Le pire, dans cette comédie, c’est le prétexte affiché : « garantir que l’exploitation aurifère profite réellement au Trésor public et aux communautés locales ». Mais de quel Trésor parle-t-on ? Celui qui, depuis des lustres, ferme les yeux sur l’exportation frauduleuse d’or via des pays voisins ? Celui qui n’a toujours pas publié de rapport crédible sur les redevances minières réellement perçues ? Le citoyen camerounais, lui, ne voit que des rivières polluées, des villages dévastés par les creuseurs, et des fonctionnaires qui roulent en 4×4 flambant neufs achetés grâce à des « primes de risque ».
Alors, oui, la réunion du 9 avril 2026 fera une belle ligne dans les dépêches officielles.
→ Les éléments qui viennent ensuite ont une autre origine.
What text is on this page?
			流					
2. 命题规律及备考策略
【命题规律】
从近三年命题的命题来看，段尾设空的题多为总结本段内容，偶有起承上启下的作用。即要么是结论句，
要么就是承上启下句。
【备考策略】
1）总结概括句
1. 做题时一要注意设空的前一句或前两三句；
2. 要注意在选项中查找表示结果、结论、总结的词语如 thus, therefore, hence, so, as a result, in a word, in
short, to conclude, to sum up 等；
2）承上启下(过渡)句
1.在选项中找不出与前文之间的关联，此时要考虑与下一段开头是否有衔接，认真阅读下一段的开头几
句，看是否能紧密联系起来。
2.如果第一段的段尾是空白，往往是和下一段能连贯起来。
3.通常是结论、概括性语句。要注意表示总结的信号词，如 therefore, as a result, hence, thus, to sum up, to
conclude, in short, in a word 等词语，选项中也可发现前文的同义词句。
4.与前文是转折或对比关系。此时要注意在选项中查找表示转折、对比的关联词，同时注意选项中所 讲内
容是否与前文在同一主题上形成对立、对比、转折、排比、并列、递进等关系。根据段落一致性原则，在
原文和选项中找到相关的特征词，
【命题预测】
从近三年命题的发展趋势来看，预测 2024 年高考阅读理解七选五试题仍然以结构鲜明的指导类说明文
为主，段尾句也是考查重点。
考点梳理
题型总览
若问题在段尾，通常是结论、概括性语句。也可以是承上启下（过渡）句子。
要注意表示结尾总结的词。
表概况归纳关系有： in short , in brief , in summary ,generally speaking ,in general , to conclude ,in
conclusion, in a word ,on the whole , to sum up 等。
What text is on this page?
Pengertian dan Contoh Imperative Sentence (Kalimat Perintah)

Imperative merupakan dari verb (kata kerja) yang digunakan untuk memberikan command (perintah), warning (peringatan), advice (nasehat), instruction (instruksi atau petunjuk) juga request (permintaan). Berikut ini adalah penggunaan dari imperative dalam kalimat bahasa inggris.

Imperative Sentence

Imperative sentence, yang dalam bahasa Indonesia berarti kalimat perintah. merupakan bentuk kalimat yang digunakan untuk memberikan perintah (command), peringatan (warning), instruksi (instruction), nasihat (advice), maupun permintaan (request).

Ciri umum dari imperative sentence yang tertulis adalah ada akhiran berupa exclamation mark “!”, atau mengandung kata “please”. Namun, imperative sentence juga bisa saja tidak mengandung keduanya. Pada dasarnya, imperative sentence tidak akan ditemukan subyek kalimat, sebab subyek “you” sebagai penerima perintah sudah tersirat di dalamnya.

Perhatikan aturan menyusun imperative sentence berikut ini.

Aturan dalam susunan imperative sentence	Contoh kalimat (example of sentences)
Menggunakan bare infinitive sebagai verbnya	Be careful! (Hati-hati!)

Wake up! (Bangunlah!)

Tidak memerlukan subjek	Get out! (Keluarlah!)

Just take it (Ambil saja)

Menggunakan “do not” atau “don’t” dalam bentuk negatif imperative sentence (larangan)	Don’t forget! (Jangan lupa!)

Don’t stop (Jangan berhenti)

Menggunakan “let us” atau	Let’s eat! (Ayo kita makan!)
Le Professeur Fuh Calistus Gentry sourira pour la photo aux côtés des diplomates chinois – ces derniers sachant pertinemment que leurs compatriotes ne seront jamais vraiment inquiétés. Dans six mois, on nous annoncera un nouveau « dernier avertissement », une nouvelle caution revue à la hausse, un nouveau délai. Pendant ce temps, l’or coule, la terre meurt, et l’État continue de danser sur un volcan.
Le gouvernement camerounais n’est pas sérieux. Il ne l’a jamais été sur le dossier minier. Et cette énième pantalonnade ne trompe plus personne, sauf peut-être ceux qui ont intérêt à entretenir le cirque. Aux populations de l’Est, qui subissent chaque jour les dégâts d’une exploitation sans foi ni loi, on offre une fois de plus des paroles. Des paroles et une caution… virtuelle.